Book Review: The Last Letter by Rebecca Yarros
Have you ever read a book that legitimately shook you to your core, so much that it was all you could think about for at least 24 hours after you finished it? That was what happened to me once I finished Rebecca Yarros’ hauntingly beautiful novel, The Last Letter.
Serving overseas is all Beckett Gentry knows. He has no loved ones waiting for him, no roots calling him home. So when his best friend, Ryan, suggests that Beckett let his sister Ella write him some letters, Beckett is hesitant. For security reasons, he has her write to him under his call name “Chaos”, also hoping that that will allow no real connections to be made. But that doesn’t stop Ella from opening up to him about her hardships as a single, twenty-something mother of twins; she soon becomes his everything, and he similarly becomes a source of solace and comfort for her as her world continues to fall out of orbit.

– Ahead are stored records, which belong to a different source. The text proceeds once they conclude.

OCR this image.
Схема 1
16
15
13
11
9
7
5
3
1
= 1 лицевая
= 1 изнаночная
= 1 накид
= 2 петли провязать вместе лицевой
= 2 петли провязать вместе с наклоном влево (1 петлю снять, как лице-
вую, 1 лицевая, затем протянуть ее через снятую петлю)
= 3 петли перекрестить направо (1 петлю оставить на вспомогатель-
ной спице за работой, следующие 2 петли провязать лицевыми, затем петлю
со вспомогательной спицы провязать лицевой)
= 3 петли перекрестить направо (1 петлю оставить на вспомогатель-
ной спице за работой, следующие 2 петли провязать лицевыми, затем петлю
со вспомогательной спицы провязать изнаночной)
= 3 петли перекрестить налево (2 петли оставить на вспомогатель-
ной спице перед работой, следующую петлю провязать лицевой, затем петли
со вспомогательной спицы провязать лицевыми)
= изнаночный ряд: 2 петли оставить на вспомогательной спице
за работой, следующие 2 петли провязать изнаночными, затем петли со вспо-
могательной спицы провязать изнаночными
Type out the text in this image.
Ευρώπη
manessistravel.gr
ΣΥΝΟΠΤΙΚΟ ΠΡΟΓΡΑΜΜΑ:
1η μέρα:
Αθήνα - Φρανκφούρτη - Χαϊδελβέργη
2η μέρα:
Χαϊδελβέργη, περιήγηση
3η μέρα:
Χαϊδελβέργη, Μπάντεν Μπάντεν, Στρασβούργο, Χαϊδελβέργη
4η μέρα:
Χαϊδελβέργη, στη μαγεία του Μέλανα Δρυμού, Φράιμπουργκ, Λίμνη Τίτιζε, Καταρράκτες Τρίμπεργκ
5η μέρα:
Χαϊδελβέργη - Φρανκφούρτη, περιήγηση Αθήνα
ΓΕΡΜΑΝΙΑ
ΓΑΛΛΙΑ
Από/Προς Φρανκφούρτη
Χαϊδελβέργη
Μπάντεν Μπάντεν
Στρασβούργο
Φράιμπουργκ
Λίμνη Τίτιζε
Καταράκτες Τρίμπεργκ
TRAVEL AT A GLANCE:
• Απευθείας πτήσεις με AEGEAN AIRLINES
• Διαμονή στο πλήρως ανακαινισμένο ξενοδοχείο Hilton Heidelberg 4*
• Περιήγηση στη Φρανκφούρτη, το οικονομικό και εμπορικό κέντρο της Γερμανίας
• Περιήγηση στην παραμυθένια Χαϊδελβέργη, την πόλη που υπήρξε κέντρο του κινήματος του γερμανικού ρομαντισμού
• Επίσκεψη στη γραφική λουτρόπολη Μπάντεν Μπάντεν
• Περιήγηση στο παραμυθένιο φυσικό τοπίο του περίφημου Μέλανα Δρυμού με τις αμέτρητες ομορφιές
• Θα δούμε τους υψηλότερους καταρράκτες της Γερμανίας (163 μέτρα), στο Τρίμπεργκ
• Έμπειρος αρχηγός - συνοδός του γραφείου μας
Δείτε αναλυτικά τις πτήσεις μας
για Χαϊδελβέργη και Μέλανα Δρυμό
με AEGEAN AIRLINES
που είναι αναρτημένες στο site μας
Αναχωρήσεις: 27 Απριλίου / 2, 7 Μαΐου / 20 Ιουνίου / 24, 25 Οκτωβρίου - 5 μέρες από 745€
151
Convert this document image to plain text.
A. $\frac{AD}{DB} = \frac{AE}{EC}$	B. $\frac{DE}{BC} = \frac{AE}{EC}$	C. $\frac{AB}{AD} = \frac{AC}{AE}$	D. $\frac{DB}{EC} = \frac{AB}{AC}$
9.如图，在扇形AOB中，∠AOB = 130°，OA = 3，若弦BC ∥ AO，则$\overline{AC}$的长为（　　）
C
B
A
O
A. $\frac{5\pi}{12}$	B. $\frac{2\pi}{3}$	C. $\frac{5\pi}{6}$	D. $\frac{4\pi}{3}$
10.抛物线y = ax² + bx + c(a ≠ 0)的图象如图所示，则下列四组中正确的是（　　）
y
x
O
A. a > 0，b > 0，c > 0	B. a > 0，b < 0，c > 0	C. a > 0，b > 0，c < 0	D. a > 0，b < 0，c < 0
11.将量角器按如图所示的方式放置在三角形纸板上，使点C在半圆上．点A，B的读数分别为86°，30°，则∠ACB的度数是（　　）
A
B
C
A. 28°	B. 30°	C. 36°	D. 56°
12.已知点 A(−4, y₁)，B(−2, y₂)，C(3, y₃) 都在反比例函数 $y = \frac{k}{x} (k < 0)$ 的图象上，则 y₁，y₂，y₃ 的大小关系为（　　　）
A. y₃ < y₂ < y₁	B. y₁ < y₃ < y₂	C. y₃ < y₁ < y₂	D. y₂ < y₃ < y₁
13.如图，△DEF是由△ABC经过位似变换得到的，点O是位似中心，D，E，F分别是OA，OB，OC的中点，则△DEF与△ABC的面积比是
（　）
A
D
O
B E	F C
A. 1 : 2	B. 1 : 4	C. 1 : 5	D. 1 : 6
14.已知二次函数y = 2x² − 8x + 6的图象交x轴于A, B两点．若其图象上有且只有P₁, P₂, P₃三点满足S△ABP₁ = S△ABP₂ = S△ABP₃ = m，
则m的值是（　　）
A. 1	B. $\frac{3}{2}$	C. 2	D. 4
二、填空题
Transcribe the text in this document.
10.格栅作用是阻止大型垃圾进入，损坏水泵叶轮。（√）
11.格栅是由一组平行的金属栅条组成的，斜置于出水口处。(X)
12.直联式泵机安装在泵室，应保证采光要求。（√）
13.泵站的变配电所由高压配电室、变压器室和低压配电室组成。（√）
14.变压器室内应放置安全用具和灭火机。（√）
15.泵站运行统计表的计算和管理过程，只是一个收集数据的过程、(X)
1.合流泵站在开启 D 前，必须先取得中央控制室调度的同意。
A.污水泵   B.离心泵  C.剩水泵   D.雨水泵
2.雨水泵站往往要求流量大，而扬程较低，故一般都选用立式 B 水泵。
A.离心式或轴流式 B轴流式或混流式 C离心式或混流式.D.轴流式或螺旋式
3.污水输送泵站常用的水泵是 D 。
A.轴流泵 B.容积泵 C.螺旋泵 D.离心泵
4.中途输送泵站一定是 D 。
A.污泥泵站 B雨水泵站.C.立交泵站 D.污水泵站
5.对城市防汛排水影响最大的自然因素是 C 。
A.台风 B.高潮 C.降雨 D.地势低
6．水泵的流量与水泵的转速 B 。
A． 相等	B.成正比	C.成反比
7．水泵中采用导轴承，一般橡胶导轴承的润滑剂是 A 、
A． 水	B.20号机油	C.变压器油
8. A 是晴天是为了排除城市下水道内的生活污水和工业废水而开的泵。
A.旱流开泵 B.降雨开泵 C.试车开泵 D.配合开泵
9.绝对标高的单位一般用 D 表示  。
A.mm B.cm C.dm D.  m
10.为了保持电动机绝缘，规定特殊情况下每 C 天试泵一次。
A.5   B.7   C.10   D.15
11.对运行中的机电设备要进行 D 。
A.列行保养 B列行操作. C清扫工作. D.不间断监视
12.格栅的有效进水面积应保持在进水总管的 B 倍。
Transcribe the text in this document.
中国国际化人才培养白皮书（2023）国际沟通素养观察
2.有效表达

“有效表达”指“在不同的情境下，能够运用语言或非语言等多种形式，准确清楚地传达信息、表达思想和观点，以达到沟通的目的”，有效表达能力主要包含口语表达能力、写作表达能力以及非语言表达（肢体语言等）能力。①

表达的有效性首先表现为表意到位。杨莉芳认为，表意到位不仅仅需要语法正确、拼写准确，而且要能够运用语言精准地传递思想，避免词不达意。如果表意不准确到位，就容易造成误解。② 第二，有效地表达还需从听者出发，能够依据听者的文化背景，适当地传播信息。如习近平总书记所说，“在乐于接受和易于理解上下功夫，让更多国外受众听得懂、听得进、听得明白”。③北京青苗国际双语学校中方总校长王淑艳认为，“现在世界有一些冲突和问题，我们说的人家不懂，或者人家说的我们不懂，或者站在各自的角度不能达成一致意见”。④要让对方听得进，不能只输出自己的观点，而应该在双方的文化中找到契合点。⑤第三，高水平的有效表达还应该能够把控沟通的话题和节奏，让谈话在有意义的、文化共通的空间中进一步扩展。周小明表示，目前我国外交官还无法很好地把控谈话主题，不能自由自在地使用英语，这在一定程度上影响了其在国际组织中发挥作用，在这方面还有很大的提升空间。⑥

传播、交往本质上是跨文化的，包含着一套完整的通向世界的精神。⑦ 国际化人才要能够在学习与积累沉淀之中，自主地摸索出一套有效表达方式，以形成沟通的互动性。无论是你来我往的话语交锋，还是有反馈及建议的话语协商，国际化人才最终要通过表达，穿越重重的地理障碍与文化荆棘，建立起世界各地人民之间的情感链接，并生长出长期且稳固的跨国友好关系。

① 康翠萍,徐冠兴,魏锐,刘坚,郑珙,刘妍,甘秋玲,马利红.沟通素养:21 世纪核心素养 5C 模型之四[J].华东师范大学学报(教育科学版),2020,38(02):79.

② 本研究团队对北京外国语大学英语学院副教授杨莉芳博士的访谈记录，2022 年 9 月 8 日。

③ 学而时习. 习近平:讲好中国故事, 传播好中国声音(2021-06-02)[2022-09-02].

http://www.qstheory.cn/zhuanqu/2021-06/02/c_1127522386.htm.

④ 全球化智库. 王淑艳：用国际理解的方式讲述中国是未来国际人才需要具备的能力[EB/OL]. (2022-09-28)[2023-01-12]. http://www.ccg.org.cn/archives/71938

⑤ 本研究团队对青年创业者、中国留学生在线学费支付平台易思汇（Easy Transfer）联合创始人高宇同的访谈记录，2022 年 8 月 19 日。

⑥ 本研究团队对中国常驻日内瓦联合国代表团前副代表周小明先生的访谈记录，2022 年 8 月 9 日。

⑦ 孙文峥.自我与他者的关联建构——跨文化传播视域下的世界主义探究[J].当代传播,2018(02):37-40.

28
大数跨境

But things change when Ryan is killed in the line of duty. The letters from “Chaos” stop around the same time, so Ella presumes the worst has happened to him as well. A few months later after the last letter, Beckett shows up at Solitude, the bed and breakfast Ella runs. With him is a letter from Ryan, asking him to go take care of Ella in Telluride if he never made it home. So Beckett plans to follow through with this simple request. But when he gets there, he can’t utter the words he’s dying to say: that he is actually “Chaos.”
Yarros’ novel kept me engaged from the first page. I found her choice to start each chapter with a letter from the other person extremely captivating, especially because you soon start to realize that each letter thematically corresponds to each chapter despite technically being two different points of view from two different time periods. It just works so well. I also loved that Yarros was able to build an incredibly fascinating world with the level of detail and picturesque imagery she put into this book; I could easily see every scene play out in my head, just as if it were a movie.
But in order for you to fully grasp why this new novel, from a writer I had never even heard of before, means so much to me, I need to get a little personal. When I read my advance copy back in November, I had just found out devastating news about my Grandfather. Although he had had Alzheimer’s for years, he was sick enough now to be admitted into the hospital. I was also going through an extremely busy time at work and desperately needed an escape from the hell my reality had become. So I turned to this book, hoping it would provide just that. While this book shattered my heart into pieces for reasons I won’t spoil (you honestly just have to experience the ending for yourself), it also brought light and love back into my world as I saw parts of my grandparents’ own love story on the pages of Yarros’ novel.
Like Beckett and Ella, my grandparents were set up as pen pals through a mutual friend and wrote letters for two and a half years while my Grandfather was stationed overseas in Korea. They, too, fell in love with each other through words on a page. Also similar to Beckett and Ella’s love story, the first thing my Grandfather did when he got back to the states was going to visit my Grandmother in Virginia. Although, unlike Beckett, my Grandfather had roots in the northeast, he felt as though the first thing he needed to do was go and visit the girl whose words had left such an impact on him. A month and a half after that first in person visit they were engaged. They would have been married 64 years today.
I was lucky enough to have witnessed my grandparents’ love story for 23 years before my grandfather passed. Even though it’s fiction, this novel reminded me how lucky I was to have been a small part of a love story so grand and so spectacular that I forgot it could happen in real life too.
I know not everyone will be able to relate to Yarros’ novel in the way that I can. But I know it will somehow leave a mark on your souls, just like it did mine.